For the most part, dance movement itself was either the last to be mentioned by critics or ignored altogether, resulting in dance numbers in musicals going unrecorded. The only way to preserve dance movements from generation to generation was by demonstration, imitation, practice, and personal supervision.

Not until 1960, with the musical Bye Bye Birdie, did the permanent notation of a show's complete choreography exist.

In the late 1920s, the importance of dance in a musical changed. Seymour Felix realized dance needed to aid in plot and character development as well as enhance the spirit of the show. Having convinced Florenz Ziegfeld, the producer of Whoopee!, that it is the story that counts, Felix set about to devise dances that unfolded gradually and consisted of plot development and climax as if they were dramatic units themselves instead of "a mere pounding of the feet and kicking to music."

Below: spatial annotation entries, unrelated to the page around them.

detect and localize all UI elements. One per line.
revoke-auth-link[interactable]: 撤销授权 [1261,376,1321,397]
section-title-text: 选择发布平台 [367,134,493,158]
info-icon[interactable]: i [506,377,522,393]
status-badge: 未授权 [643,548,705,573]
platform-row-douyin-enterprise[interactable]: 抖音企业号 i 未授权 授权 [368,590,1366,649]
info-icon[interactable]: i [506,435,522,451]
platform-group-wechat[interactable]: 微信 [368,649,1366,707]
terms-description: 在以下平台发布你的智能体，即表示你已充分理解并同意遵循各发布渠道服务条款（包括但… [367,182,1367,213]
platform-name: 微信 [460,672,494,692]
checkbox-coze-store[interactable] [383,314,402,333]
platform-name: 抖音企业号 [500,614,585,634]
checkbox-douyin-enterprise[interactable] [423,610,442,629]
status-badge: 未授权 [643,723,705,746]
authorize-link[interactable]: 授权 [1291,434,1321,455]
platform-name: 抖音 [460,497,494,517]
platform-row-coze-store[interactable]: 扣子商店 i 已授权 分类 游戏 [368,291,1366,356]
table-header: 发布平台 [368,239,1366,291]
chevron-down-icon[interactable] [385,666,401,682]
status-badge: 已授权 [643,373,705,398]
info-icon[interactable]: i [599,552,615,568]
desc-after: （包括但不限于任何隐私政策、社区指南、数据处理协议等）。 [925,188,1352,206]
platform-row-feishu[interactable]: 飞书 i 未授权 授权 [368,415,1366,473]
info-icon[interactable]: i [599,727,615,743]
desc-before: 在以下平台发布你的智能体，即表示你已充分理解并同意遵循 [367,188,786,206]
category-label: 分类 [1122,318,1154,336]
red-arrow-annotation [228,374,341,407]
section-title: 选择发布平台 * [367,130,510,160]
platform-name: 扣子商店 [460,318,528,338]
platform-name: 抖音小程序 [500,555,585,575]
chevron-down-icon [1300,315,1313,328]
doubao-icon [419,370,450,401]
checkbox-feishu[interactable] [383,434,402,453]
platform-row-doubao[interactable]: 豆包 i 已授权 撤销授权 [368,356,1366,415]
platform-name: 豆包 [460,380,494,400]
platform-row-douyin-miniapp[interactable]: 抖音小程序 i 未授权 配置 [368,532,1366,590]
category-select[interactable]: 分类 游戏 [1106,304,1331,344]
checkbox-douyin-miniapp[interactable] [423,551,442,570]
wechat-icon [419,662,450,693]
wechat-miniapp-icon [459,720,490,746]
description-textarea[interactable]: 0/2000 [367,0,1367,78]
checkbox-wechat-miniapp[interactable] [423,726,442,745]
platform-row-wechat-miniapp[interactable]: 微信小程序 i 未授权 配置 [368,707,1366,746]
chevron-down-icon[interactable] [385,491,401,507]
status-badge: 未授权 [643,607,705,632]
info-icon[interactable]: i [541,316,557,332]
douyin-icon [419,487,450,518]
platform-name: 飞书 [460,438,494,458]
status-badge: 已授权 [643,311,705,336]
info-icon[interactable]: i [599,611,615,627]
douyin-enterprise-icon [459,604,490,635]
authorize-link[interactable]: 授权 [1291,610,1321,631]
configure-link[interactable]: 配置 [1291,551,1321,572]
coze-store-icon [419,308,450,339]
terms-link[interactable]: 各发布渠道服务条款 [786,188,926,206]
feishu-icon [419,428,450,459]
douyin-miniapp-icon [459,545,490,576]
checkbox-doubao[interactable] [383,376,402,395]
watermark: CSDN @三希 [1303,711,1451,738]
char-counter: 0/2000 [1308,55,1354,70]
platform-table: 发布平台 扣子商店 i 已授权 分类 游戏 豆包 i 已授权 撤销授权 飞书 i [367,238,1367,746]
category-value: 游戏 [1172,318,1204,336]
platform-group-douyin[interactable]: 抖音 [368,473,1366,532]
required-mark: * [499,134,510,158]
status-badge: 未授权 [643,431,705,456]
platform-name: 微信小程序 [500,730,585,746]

The major step of integrating dance into a unified effect onstage were vital and ingenuous for commercial dancing. One of the earliest successful examples of this concept was in Pal Joey. The dancing in the show enhanced the environment and projected character without any reduction in the flashy entertainment values then prized in musical shows.

When it was realized the importance of dancing as a tool for character development and plot advancement, famous director-choreographers began to emerge: Jerome Robbins, Bob Fosse, and Gower Champion.